OTHER FOOLS
AND THEIR DOINGS.

CHAPTER I.
THE BEAN ISLAND PEOPLE.

“O Tam! hadst thou but been sae wise
As ta’en thy ain wife Kate’s advice!”

—Tam O’Shanter.

It was April, 1876, and Deacon Atwood and Captain Black were riding along the sandy highway in the sparsely settled vicinity of Bean Island, in the State of South Carolina.

Though the sun shone uncomfortably hot, neither the men nor the horses they bestrode seemed anxious to escape its rays, for they traveled quite leisurely several miles, till they reached a point where the road forked.

There they paused a few moments, and continued their conversation in the same low, earnest tones they had previously employed.

The Deacon was fifty years of age, large, broad-chested, red-faced, with full fiery red beard and thin brown hair, which gathered in sodden, tapering hanks about his short neck and large ears; and his pale-blue eyes looked out of little triangular orifices on either side of a pyramidal nose, upon the apex of which was balanced a narrow forehead of a “quirked ogee” pattern.
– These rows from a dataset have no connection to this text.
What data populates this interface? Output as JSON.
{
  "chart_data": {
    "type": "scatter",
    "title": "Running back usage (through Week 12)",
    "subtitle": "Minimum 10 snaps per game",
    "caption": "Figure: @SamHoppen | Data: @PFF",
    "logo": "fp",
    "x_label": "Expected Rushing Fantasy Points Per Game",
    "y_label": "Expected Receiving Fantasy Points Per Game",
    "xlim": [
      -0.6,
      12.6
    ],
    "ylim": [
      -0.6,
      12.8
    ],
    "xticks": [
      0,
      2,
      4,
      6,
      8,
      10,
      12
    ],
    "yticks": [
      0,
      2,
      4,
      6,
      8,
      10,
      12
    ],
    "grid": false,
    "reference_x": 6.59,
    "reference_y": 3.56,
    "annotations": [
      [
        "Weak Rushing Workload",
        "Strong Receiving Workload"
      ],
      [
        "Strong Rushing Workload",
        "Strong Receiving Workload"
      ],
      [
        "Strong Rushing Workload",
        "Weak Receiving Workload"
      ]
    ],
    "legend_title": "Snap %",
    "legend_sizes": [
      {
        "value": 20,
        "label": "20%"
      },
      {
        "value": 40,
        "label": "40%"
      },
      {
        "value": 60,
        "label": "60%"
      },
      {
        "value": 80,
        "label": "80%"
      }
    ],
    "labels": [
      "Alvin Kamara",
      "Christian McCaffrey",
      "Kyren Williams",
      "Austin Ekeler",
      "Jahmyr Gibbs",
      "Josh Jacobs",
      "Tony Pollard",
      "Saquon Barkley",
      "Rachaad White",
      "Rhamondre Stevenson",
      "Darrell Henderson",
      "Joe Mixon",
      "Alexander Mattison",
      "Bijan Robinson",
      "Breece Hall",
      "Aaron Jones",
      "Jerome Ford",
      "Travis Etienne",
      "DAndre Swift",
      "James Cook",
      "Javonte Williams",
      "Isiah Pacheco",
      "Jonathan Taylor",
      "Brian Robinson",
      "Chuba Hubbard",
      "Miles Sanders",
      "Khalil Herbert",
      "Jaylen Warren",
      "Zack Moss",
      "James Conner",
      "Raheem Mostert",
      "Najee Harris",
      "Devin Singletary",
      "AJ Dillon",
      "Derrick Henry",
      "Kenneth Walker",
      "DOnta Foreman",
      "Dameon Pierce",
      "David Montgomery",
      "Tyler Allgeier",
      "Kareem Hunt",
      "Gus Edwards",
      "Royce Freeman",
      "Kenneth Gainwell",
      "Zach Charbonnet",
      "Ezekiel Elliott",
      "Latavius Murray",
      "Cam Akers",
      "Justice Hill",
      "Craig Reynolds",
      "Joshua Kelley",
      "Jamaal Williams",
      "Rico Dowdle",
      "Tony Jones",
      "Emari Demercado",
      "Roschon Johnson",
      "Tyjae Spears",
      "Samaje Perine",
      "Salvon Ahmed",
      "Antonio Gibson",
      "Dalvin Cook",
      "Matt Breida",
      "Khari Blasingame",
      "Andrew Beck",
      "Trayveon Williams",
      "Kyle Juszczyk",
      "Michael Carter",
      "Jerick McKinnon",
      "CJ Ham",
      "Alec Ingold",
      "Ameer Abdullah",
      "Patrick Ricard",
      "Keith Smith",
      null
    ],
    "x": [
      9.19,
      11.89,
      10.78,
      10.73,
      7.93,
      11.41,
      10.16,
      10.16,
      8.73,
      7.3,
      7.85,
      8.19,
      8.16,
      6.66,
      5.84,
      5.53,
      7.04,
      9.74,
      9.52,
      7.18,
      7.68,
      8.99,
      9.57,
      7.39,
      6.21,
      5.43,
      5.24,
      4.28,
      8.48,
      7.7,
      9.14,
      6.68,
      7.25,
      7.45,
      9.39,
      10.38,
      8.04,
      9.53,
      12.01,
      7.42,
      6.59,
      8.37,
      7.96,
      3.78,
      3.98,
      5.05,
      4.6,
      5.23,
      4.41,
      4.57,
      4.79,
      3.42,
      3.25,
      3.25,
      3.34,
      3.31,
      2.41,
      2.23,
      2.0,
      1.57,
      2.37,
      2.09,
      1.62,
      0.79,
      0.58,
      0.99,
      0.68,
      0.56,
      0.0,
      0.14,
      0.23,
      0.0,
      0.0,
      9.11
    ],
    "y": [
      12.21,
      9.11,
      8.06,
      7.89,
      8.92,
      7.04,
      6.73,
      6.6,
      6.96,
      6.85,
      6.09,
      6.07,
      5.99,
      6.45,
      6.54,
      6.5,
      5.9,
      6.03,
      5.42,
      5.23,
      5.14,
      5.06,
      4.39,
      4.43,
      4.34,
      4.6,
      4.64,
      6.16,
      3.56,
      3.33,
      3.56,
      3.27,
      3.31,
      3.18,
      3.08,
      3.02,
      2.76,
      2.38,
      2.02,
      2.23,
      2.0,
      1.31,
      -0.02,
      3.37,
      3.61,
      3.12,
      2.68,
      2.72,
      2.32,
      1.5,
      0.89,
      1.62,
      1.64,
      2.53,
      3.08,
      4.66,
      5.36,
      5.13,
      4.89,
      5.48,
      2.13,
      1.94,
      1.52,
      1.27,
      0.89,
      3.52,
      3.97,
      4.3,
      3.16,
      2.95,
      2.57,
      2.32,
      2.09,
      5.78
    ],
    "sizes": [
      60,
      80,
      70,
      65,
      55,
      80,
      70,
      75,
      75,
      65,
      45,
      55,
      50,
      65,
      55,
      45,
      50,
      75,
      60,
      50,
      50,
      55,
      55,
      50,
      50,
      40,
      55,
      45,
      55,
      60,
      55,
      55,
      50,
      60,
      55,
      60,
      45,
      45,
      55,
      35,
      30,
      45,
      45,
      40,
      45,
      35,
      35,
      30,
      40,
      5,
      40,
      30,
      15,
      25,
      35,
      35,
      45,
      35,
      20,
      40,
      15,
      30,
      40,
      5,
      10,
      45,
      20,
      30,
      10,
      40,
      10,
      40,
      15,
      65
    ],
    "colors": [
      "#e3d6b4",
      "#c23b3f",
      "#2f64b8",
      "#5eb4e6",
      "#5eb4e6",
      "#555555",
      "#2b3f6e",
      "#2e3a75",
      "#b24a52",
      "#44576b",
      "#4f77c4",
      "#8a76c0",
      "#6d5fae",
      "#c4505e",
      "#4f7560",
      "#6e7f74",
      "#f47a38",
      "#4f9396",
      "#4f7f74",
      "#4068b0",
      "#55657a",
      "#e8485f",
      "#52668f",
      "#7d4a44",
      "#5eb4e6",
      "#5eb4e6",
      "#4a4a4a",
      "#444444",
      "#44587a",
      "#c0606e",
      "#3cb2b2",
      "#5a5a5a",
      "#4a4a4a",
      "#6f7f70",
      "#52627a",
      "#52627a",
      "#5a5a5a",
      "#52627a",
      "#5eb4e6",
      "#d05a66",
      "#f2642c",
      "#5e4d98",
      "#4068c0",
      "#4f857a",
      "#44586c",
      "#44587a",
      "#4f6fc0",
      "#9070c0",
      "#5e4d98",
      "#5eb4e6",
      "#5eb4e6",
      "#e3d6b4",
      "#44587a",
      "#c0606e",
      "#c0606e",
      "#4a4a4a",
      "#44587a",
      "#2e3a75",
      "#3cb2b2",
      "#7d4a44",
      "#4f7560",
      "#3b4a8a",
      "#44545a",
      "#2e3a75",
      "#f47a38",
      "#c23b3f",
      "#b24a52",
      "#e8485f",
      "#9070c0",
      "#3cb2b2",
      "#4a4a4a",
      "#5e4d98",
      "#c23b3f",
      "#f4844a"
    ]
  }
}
His hands were large and freckled, and he kept them in constant motion, like his huge feet, which seemed even too heavy for his clumsy legs. His snuff-colored suit, and the slouched hat he wore on the back part of his head, were dusty with travel.

His companion was younger, taller, and less stoutly built than he. His eyes were large and dark, and his head, crowned with bushy black hair, was poised upon a long, slim neck. His manners indicated more culture than the Deacon had received.